Since November I've been dying to write about a project I've had the good luck to be a part of – John Herman's The Man Who Was Thursday. It's a band – made up of 25 people from all over the world who have never met, don't know each other's identities, and do all of their collaborative composing via the Internet. The membership was, until today, secret. Even now I don't know who the others are — only that I got a note from John tonight saying the public part of the project was beginning and it was okay to start talking.
Every couple of weeks I'd get an assignment – write a poem, write some prose on recent or ancient dreams, record two tracks on the instruments of my choice, record a non-verbal vocal track, or "compose two tracks to compliment the attached song.
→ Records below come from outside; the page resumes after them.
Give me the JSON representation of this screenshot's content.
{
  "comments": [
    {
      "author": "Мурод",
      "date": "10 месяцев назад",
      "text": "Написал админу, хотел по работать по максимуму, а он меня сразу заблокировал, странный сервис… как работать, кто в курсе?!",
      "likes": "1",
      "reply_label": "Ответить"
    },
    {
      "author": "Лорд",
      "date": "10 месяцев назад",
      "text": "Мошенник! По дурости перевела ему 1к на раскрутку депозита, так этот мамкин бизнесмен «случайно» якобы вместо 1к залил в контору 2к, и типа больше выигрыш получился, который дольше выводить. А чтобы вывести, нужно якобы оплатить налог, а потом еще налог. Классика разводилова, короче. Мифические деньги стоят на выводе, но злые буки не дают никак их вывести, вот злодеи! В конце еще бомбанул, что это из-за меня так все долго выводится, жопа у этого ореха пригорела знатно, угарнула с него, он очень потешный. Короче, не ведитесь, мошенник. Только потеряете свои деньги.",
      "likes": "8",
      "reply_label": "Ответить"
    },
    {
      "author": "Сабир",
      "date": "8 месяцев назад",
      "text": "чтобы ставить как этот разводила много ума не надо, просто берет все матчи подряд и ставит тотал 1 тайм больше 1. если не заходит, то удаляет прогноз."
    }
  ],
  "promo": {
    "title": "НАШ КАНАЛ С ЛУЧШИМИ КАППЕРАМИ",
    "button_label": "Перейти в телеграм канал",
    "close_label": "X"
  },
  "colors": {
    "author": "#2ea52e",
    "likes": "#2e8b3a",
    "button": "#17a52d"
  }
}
The song consists of three dominant themes, but your tracks can only touch two of the three themes." You get the idea.
We had seven days to complete each assignment. Beyond the challenge of the writing, the composition, learning the parts and performing them, there were also technical recording challenges, including getting the files from MP3 to wav, from my email to my Fostex, recording the large master file for the tracks and creating a rough MP3 mix down of all the tracks and sending them back – the small file via email and the large master tracks via YouSendIt.
And of course, the biggest trick of all is that all this needed to get done after the kids were in bed, or Saturday afternoons during naps – or in one case, while the Christmas Eve ham was cooking and Kris was visiting with her mom in the next room. (Kris has been quite patient!)
No wonder I haven't gotten any fiction writing done since November!
The result will be unveiled soon – I can't wait to hear how John and his engineers pull the whole thing together, can't wait to see the names and bios of the collaborators. The first song will be released on the band Web site tomorrow. John will be adding a song a day for the following week and then officially unveiling the whole thing on Jan. 12.
I'll write more as the time approaches…

I can hardly wait. We gotta remember to ask John Herman if he actually reads Chesterton or if he just liked the name.
I am fascinated by what is up there so far, but it is beginning to seem EXTREMELY complicated and somewhat abstruse! And I haven’t seen anything from YOU yet! Just FYI, the video intro doesn’t come through very well even on the high speed internet at school…it’s pretty choppy! I’ll be watching for your contributions to show up!
Glad you guys are looking listening!
There are 21 songs, and not every musician played on every song (we all worked on somewhere between three and five projects I think) and so it could be soon or it could be awhile before we get to the ones I was on. The video worked okay for me from home on broadband — it may be a bandwidth or firewall issue at the school.
First of the songs I worked on has been posted. “God Breathes.”